Im Bad hing ein Krankenhaushandtuch. Er zog das
Krankenhausnachthemd aus. (Kann Ihnen jemand Sachen bringen? Nicht
im Moment. - Ein Bruchstück.) Morgentoilette eines Herrn am Anfang
des dritten christlichen Jahrtausends, ohne Rasur und ohne
Zähneputzen, dafür hatte er nichts da. Der blonde, stupsnäsige
Junge im Spiegel bin immer noch ich. Im Mundwinkel trage ich ein
Fieberbläschen.
Flora.
Ab jetzt, da du mir heute das erste Mal wieder
eingefallen bist, wirst du nicht mehr abwesend sein.
Der Zimmergenosse schnarchte leise, als Kopp das
Bad das erste Mal verließ, um seine Kleidung zu holen, und auch
beim zweiten Mal, als er, nun bekleidet, herauskam. Kopp schloss
die Zimmertür leise hinter sich. Er verließ das Krankenhaus noch
vor dem Frühstück und vor der Visite, auf eigene Verantwortung. Wo
muss ich unterschreiben? Er nahm ein Taxi nach Hause.
Im Briefkasten lag sein Führerschein. Danke, liebes
Amt.
Ich bin nahezu gerührt, wie gut (pünktlich, korrekt) das
funktioniert. Mein Vertrauen in die Stabilität unserer Weltordnung
wird dadurch maßgeblich gestärkt.
Die Wohnung war, wie er sie verlassen hatte. Er
warf kurze Blicke auf das, was auf seinem Weg zur Terrasse lag: die
geschlossene Tür des Blaubart-Zimmers, die geschlossene Tür zu
Floras Zimmer. Bis zum Schlafzimmer kam er nicht mehr, vorher ging
er die Treppe hoch.
Die Aussicht von der Terrasse war schön, wie eh und
je.
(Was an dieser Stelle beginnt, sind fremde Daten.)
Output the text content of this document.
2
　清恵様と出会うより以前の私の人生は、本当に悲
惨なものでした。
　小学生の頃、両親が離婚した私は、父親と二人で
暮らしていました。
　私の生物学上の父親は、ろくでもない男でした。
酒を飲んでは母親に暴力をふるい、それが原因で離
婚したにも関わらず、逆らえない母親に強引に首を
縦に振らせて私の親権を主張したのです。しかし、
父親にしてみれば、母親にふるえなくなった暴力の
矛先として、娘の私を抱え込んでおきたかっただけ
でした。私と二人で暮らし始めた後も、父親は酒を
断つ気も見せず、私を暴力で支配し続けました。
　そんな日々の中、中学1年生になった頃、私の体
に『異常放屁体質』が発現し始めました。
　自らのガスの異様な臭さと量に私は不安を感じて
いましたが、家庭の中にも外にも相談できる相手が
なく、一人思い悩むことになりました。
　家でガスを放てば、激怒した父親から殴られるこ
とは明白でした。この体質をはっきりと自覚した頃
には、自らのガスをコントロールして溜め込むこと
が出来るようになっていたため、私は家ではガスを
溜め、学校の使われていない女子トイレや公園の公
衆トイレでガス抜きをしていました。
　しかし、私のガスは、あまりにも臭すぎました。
Wo du auch immer hinschaust, kündet sie von unserem Reichtum.
Häuser, Straßen, Pflanzen, nichts leidet einen Mangel. Das heißt,
vielleicht die Pflanzen, ein wenig. Sie wirken trocken und
verstaubt. Gefallene Blätter wandern auf den Parkwegen und
Gehsteigen herum, wie kleine Fußgänger. Wo sie sich bewegen, sind
sie noch wie Lebewesen, wo sie in Gruppen liegen bleiben, hinter
Kanten, in Ecken, sieht man ihnen das Gefallensein schon an. Kurz
und gut, es wird Herbst werden, es ist schon Herbst. Aber hier oben
blühen noch Ziersalbei, Zierwinde und duften die Kräuter. Flora.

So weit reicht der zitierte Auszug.